For the complete transcript of the earnings call, please refer to the full earnings call transcript.

Q & A Highlights

Q: Could you talk a little bit about the pipeline and what you guys are really looking for to accelerate that loan growth, whether it be specific property types, geographic regions? And how quickly do you think that you can scale up the portfolio to an optimal size?
A: Tom Lorenzini, President & Chief Investment Officer of Seven Hills Realty Trust, explained that the focus remains nationwide without redlining any particular markets. The company is very active in the multifamily sector and is also looking at self-storage properties on the West Coast and hospitality opportunities. They project about $175 million of loans for the year, aiming for six loans averaging $28 million to $30 million each. Depending on the velocity of repayments, an additional $50 million to $80 million could be reinvested.

Q: I noticed a couple of the occupancies on the office, particularly the one in Dallas ticked up to 73% from 67% quarter over quarter. Could you talk about what you're seeing in leasing in your guys' US properties and the overall market?
A: Tom Lorenzini noted a modest uptick in leasing for the Dallas property, attributed to a change in the leasing team which generated more foot traffic. For the Yardley, Pennsylvania property, there has been positive leasing momentum with potential for a modest increase in occupancy. He emphasized the importance of having capitalized sponsors for tenant attraction and remains cautiously optimistic about the leasing across the portfolio.

Q: Can you talk about the dynamics in the pipeline? Are loans falling out before reaching the finish line, or are you not seeing loans you like? Are you building some defensive or opportunistic capital right now?
A: Tom Lorenzini mentioned that the optimism for lower rates had initially increased refinancing interest, but the prolonged high-rate environment dampened this. Some transactions require additional cash from sponsors, which sometimes isn't forthcoming, affecting deal closure. Additionally, the competitive lending environment and spread compression have made securing transactions more challenging despite a good flow of opportunities.

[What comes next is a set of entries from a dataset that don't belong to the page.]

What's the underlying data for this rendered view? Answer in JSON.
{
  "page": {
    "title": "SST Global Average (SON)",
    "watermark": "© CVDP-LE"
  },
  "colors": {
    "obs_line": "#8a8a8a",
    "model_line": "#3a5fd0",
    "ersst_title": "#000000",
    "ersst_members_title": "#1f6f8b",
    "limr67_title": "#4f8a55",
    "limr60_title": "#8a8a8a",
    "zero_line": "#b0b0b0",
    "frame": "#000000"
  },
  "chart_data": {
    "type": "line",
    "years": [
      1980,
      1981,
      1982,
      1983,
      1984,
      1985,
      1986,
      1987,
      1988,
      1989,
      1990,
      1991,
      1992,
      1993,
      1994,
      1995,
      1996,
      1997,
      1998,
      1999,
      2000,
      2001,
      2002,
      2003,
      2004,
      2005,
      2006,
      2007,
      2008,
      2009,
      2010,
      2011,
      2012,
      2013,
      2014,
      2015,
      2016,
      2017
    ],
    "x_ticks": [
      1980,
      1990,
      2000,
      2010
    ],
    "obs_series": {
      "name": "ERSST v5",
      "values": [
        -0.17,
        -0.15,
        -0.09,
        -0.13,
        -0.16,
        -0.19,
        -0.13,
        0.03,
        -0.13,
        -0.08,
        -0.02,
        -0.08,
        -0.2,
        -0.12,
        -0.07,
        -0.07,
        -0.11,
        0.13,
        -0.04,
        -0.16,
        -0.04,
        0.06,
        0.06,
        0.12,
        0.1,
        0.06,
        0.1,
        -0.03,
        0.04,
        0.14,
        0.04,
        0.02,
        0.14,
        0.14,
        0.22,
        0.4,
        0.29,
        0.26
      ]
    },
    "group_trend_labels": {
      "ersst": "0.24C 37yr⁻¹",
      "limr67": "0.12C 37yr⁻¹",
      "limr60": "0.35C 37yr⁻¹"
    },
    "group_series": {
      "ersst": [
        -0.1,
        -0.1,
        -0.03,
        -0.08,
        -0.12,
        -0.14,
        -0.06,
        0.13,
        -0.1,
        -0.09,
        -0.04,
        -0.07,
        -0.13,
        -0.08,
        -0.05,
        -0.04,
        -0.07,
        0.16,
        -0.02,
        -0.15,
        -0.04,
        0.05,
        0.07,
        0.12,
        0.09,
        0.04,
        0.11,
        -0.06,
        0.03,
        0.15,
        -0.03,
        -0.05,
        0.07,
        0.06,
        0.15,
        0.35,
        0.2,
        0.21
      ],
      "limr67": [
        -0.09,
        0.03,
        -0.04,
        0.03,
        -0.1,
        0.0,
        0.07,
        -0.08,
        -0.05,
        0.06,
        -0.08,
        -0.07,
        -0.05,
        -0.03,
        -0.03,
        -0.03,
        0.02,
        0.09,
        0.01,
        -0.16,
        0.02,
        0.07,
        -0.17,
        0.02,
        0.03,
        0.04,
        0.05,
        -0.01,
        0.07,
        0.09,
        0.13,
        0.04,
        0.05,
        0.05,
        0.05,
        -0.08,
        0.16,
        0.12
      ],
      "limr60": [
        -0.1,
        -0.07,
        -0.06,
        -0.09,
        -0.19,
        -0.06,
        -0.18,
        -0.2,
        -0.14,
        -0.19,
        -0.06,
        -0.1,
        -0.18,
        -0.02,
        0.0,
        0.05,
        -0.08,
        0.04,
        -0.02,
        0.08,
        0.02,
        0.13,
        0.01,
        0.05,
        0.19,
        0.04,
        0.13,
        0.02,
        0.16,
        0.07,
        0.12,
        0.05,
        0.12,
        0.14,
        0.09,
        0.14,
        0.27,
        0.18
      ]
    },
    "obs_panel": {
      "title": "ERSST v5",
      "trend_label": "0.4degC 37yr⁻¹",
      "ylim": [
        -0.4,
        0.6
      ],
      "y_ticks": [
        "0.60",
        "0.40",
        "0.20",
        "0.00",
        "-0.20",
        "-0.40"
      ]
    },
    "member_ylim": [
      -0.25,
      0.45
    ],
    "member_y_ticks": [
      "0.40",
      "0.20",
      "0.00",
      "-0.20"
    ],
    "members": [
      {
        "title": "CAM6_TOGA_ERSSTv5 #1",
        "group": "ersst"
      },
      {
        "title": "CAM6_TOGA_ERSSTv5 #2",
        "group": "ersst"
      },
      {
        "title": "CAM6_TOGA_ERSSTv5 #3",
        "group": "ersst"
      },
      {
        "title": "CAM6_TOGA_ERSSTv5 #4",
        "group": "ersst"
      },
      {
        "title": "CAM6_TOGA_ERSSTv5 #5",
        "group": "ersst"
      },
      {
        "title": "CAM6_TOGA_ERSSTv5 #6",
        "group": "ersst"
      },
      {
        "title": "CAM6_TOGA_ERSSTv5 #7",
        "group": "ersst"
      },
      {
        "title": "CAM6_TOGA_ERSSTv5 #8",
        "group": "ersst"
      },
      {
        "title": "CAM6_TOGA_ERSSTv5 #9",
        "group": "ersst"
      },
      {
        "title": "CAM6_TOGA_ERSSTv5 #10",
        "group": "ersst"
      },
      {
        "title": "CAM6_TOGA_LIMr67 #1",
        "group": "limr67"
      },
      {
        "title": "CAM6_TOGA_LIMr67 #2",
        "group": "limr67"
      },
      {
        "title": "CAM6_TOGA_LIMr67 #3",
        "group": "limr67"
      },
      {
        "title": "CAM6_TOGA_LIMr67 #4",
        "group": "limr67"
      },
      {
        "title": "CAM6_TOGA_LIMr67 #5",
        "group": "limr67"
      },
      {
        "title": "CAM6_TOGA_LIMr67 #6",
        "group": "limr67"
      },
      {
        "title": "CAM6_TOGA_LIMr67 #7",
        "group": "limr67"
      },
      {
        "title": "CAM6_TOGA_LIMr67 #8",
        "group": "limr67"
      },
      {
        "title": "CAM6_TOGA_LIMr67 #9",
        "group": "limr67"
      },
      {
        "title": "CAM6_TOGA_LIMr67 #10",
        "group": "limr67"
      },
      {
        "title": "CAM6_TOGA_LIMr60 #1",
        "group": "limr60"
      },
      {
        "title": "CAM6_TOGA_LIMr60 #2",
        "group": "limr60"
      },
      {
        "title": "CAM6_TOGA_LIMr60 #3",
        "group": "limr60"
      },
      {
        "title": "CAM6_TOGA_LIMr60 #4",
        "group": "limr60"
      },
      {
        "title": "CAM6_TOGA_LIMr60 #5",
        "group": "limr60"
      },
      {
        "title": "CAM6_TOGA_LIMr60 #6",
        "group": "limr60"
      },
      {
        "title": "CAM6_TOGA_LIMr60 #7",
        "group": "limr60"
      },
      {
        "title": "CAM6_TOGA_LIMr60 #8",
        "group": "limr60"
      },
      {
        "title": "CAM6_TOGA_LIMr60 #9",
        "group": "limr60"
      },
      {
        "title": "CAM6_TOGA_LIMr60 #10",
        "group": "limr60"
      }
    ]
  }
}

Q: It looks like the purchase accretion discount should run out in the next quarter or two. Do you expect GAAP earnings to run below the dividend level in the near term, and will there be some book value decline as a result?
A: Fernando Diaz, CFO and Treasurer, responded that the accretion is expected to run off by the third quarter. He anticipates that ramping up production will help balance the earnings impact from the accretion run-off, suggesting a manageable transition without significant impact on the company's financial health.

Q: Thanks for taking the question. And could you talk a little bit about the pipeline and what you guys are really looking for to accelerate that loan growth, whether it be specific property types, geographic regions? And I guess how quickly do you think that you can scale up the portfolio to an optimal size?
A: Tom Lorenzini, President & Chief Investment Officer of Seven Hills Realty Trust, explained that the focus remains nationwide without redlining any particular markets. The company is very active in the multifamily sector and is also looking at self-storage properties on the West Coast and hospitality opportunities. They project about $175 million of loans for the year, aiming for six loans averaging $28 million to $30 million each. Depending on the velocity of repayments, an additional $50 million to $80 million could be reinvested.

Q: I noticed a couple of the occupancies on the office, particularly the one in Dallas ticked up to 73% from 67% quarter over quarter. Could you talk about what you're seeing in leasing in your guys' US properties and the overall market?
A: Tom Lorenzini noted a modest uptick in leasing for the Dallas property, attributed to a change in the leasing team which generated more foot traffic. For the Yardley, Pennsylvania property, there has been positive leasing momentum with potential for a modest increase in occupancy. He emphasized the importance of having capitalized sponsors for tenant attraction and remains cautiously optimistic about the leasing across the portfolio.

For the complete transcript of the earnings call, please refer to the full earnings call transcript.